“The good lord he giveth, and then walks away”
I was lucky enough to catch a fine set by Lindsay Fuller at Conor Byrne last Saturday. She was accompanied by Jeff Fielder, on dobro and nylon string guitar, and Rebecca Young on bass. I scored a CD, Fuller’s 6th – The Last Light I See, and I’m listening to it now.
Fuller manages to combine literacy with story telling in a way that avoids burying the songs in “clever.” The lyrics are just better than yours – sorry. They have the difficult-to-achieve quality of being readable as poetry, without feeling heavy-handed or verbose. It takes an intrepid writer to take on Leonard Peltier’s incarceration (Big White Lie), to find a good rhyme for “Prometheus” (East Grand Exit), and to reference The Scarlet Letter (Trigger Happy). I am in awe of the integration between intelligence and song-craft.
How does she do it? It’s all in the delivery. Lindsay Fuller fulfills the promise of the lyrics, in a voice that already feels classic to me. There are hints of Lucinda Williams without the Texas, or Gillian Welch without the California, but really her voice is her own. She is intense, hurt, lonesome, angry, hungry, but – most importantly – she is believable.
The mood of the whole disc might be summed up by the quote above.
“The good lord he giveth and then walks away.” Beauty and love – the gifts of the gods perhaps – are here, but temporary. Blood and bone, the limitations of a hurting human body are here to stay. When you need them, these songs express the fight to survive, and the longing for joy inherent in our condition.
This record will be in heavy rotation here at the Farfetcher house.
About the players:
Along with Young and Fielder, Fuller is joined by Mark Pickerel on drums and Jason Staczek on keys. Phil Peterson and Aubrea Alford provide cello, viola, and violin. With production by Matt Brown and Jeff Fielder and a lush mix from Johnny Sangster, the disc has no fluff. It is all straightforward folk rock and uncluttered arrangements. Lindsay’s voice is front and center, and the focus is on the songs.

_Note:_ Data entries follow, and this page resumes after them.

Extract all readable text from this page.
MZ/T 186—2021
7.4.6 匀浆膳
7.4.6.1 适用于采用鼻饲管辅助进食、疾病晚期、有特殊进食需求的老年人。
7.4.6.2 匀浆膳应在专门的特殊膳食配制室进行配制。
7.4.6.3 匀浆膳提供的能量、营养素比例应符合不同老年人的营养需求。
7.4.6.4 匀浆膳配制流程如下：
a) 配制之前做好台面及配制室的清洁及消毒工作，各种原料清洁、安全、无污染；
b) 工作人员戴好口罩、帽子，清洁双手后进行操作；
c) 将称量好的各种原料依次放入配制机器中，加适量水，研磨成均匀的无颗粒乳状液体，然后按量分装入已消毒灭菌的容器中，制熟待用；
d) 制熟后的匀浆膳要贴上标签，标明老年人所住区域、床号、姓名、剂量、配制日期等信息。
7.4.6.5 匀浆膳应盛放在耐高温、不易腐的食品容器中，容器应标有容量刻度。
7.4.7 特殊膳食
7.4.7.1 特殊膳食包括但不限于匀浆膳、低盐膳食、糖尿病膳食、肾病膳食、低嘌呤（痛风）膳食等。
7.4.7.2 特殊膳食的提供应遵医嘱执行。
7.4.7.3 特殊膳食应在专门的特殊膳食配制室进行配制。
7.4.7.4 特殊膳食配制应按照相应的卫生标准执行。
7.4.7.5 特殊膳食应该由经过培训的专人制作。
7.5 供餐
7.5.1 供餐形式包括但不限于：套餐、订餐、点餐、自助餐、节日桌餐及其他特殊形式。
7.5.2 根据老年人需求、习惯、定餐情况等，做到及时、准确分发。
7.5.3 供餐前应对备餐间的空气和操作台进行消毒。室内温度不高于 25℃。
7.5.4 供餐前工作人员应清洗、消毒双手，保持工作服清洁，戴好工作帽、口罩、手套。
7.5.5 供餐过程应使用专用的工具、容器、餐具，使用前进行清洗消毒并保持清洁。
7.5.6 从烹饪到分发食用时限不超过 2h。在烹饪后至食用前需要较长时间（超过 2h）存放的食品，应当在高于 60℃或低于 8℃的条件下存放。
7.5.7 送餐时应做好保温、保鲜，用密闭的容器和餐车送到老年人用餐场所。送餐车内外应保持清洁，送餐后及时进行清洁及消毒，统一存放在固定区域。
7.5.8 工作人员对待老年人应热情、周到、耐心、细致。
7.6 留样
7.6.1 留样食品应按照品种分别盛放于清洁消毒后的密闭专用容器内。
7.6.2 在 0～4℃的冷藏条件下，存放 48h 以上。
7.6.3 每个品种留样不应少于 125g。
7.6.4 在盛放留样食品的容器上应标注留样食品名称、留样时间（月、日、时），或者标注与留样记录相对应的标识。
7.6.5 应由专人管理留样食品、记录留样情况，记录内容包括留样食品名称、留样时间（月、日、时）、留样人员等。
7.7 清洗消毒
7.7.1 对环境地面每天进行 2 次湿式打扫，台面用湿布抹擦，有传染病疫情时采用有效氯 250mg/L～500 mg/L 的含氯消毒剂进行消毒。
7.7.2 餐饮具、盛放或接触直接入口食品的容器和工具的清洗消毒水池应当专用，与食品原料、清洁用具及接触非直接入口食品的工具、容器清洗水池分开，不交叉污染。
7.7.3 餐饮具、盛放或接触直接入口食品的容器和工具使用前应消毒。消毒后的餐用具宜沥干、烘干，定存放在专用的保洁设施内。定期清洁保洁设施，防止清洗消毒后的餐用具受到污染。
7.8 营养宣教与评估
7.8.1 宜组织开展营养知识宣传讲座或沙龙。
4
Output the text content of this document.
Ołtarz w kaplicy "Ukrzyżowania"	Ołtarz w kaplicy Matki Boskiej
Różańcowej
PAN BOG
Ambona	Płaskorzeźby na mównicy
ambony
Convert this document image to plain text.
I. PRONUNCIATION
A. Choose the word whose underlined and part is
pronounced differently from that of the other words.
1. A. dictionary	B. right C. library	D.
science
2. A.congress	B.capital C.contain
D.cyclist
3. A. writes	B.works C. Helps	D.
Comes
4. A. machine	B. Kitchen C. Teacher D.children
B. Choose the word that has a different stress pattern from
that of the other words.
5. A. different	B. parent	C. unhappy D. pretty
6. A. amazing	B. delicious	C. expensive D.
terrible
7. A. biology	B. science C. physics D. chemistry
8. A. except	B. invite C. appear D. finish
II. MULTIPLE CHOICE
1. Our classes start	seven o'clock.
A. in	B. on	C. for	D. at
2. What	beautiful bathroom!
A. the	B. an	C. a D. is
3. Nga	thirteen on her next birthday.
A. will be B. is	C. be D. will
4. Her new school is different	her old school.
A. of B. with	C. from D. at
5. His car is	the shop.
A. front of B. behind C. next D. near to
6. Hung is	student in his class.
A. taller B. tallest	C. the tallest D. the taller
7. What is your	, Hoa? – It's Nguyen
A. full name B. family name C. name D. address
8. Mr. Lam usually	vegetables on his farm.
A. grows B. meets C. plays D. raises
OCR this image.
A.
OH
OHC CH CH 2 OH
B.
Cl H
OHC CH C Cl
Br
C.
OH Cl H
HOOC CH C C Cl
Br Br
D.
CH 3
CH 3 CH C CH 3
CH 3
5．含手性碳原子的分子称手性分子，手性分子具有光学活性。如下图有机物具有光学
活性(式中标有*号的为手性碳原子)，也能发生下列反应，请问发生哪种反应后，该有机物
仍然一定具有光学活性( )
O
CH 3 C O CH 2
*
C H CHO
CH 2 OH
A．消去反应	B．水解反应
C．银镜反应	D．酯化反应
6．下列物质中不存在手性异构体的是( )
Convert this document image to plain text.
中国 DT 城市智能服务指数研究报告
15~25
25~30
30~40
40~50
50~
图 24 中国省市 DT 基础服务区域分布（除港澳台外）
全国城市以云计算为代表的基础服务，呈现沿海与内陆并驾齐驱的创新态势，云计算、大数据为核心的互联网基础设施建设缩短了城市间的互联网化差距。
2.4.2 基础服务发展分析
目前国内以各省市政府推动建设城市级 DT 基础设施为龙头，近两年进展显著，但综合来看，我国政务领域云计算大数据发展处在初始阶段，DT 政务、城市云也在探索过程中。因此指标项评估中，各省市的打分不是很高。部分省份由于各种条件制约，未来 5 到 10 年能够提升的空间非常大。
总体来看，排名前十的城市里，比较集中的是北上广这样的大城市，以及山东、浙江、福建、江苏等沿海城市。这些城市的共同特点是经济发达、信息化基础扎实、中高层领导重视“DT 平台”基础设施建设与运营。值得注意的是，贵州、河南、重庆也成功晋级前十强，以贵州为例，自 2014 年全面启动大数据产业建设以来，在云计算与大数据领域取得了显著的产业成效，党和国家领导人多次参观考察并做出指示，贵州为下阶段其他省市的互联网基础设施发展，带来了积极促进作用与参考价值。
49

Mark Pickerel brings solidity and energy to the songs, whilst maintaining an orchestral approach. His big low voice can be heard on tracks 3,5 and 6 of The Last Light I See.
Rebecca Young displays equal facility with electric or upright bass, and a no-nonsense style – you get the right note, at the right time.
Jeff Fielder is now clearly a first call session musician and accompanist here in Seattle. His melodic approach, and multi-instrumental fluency complement Fuller’s voice, and add an emotional depth and color.
Jason Staczek is a composer and plays piano, Hammond organ and accordion. I’m sure 7 years making records as owner of Chroma sound didn’t hurt his musicality, or his sense for space, both of which come through on the record.
Phil Peterson (House of Breaking Glass studio) I’m guessing is also the arranger for the string parts. Together with Aubrea Alford on violin he provides a cinematic, wind-sweeping-over-the-plains depth.